On the other hand are his family obligations: not just to his parents but to his brother, whose nuptials are upcoming! Pierce’s brother Wendell is a lawyer, and his fiancée is another lawyer, who comes from a rich family! (Ha ha, the fiancée’s father, a doctor, is played by the only actor in the picture I recognized, Sy Richardson from Repo Man, Walker, Mystery Train, They Live, Tapeheads, Bad Dreams, and so many more!) But Pierce, a determined underachiever, doesn’t get along with his brother, and less still with his hoity-toity fiancée, who, as Pierce accurately points out, is forever signifying! A dinner scene with the two families is especially awkward in a movie filled with awkward scenes!
At a certain point tragedy strikes, and come Saturday Pierce faces an agonizing choice between two obligations! Of course he tries to choose both and by that effort accomplishes neither, and the very last shot of the picture reveals just how profoundly he’s messed things up! Ha ha, as a chronic double-booker who wants to please everybody, I really felt for him, even though I like to think I’d have managed things a little more elegantly than Pierce does!

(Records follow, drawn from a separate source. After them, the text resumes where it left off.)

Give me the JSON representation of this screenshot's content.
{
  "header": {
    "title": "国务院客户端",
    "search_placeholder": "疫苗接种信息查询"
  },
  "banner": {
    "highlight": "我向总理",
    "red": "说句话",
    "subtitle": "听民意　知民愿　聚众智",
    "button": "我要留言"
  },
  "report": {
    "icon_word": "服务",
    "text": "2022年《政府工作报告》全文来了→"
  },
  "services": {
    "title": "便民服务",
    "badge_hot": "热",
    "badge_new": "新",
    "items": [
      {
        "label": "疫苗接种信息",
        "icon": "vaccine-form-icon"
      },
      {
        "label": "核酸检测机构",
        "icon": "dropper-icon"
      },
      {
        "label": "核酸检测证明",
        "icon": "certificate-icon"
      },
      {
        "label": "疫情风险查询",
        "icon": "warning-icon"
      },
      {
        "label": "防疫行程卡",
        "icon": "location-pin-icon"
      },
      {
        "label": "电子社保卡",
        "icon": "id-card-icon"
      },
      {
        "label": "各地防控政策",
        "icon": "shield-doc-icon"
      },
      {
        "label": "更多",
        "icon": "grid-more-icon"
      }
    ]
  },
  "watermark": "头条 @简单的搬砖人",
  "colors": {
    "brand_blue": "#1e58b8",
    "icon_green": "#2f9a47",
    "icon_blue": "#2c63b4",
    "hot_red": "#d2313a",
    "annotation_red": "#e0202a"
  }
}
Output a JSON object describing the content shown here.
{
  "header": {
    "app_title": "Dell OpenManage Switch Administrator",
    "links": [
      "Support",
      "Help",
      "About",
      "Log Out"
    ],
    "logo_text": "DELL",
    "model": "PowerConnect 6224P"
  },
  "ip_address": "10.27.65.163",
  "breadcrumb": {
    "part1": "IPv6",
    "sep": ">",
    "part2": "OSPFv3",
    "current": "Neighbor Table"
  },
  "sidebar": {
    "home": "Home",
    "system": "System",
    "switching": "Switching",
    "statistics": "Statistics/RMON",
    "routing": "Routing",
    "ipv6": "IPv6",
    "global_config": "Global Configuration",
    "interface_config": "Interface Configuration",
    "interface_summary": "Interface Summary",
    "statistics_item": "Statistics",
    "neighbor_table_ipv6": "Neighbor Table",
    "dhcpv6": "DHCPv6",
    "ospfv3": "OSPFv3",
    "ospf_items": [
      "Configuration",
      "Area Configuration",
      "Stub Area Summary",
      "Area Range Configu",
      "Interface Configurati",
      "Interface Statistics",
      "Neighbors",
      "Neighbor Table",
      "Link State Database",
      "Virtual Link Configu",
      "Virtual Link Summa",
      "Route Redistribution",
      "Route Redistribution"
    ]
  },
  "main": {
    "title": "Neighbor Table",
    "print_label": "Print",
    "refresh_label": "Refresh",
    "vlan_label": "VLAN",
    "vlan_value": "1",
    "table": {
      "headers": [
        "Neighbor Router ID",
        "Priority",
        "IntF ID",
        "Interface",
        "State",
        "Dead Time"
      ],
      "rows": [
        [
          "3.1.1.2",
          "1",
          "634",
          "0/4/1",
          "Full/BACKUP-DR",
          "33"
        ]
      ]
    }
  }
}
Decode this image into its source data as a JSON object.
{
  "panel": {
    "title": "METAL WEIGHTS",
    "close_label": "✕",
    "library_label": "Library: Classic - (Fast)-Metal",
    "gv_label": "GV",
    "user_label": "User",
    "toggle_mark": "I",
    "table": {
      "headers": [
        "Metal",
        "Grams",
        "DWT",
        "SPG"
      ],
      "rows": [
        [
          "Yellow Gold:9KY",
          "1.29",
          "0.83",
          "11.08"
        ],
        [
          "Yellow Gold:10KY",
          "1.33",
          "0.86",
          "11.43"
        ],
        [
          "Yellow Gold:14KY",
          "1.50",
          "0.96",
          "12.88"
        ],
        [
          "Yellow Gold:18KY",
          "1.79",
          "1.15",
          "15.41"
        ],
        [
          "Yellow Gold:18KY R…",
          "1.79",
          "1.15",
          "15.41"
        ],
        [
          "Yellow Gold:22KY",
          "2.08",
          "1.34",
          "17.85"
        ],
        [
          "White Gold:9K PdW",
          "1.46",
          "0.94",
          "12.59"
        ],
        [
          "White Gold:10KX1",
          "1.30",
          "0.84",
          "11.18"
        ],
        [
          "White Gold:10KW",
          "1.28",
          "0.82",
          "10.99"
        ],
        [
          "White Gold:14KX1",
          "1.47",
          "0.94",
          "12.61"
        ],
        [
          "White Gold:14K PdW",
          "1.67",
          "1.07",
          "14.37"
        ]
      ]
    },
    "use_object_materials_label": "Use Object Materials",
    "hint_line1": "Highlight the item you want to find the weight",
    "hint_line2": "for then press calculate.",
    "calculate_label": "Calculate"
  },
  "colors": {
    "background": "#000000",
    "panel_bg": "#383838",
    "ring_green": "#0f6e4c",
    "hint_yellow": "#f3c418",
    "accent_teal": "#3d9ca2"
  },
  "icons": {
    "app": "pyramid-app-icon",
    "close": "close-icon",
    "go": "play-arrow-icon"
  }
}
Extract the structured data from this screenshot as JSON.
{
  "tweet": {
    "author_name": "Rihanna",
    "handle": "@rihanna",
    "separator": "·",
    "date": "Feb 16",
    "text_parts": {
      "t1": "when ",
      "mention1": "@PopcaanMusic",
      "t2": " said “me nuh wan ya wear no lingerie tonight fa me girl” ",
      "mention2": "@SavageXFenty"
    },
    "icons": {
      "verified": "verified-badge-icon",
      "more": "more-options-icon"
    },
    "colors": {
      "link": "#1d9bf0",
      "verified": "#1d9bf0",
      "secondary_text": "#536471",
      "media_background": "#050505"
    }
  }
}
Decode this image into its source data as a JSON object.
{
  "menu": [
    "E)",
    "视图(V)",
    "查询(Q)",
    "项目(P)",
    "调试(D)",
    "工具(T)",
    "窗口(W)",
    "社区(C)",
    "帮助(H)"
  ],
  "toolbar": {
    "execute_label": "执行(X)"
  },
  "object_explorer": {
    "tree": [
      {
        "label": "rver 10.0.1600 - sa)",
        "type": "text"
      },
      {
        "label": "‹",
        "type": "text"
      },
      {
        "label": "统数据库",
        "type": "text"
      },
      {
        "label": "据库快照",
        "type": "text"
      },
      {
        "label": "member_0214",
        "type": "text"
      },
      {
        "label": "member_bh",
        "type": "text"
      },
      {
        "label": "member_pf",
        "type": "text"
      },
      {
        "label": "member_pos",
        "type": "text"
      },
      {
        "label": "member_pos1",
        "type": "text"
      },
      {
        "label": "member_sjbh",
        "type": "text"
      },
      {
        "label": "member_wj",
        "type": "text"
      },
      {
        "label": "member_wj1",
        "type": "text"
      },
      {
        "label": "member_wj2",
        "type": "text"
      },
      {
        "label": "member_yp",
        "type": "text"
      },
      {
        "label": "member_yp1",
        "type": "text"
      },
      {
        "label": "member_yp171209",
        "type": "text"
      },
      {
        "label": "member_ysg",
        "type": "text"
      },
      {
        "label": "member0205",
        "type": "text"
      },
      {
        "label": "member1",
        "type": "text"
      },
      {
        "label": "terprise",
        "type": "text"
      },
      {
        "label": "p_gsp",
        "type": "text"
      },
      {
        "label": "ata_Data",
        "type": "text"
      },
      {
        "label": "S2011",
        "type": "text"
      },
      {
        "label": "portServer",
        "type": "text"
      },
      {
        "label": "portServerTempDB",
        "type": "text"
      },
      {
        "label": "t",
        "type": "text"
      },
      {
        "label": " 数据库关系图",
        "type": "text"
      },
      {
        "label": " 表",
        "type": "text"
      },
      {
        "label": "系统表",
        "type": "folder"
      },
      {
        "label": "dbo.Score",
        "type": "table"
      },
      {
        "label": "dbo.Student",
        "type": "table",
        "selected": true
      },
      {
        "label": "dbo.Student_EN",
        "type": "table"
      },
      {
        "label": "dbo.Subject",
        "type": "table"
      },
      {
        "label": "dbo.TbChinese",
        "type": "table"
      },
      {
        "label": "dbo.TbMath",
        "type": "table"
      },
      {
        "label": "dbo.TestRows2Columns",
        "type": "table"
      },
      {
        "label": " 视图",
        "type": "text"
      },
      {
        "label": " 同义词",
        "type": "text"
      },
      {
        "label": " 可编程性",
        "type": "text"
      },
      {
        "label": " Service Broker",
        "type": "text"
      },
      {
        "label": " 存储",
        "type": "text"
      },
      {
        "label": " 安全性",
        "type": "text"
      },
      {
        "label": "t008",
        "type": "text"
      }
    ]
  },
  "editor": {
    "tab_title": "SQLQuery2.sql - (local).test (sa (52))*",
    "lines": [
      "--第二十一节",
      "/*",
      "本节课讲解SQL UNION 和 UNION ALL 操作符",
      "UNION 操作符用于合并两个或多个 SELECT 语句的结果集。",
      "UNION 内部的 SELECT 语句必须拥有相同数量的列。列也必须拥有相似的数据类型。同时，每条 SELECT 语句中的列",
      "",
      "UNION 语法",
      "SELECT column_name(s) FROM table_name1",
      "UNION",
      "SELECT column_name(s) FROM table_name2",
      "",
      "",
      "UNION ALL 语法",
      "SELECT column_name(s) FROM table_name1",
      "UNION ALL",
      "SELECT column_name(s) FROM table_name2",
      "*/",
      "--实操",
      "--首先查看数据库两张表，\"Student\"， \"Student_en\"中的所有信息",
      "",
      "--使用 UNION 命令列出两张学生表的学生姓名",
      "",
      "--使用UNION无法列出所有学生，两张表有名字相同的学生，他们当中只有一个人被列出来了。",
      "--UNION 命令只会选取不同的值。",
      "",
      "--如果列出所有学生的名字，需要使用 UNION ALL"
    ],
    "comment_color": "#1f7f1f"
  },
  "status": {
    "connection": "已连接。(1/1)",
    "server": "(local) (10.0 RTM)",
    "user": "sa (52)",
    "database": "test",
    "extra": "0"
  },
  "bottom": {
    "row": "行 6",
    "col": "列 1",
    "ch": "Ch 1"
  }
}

It’s a compelling picture, often funny, sometimes harrowing, but thankfully never miserablist, as I initially feared it might be! Burnett’s cast is almost entirely made up of amateur non-actors, and though some might be bothered by the occasionally amateurish performances, I was not! Pierce, the picture’s focus, is perfectly good, as is the woman who plays his mother! Ha ha, the mysterious wrestling matches Pierce and his father frequently engage in was a nice touch, and the whole movie is filled with neighborhood details that give it a fine flavor of reality! The scenes are short and the movie never bores, and I enjoyed it! Ha ha, I give My Brother’s Wedding three saucepans!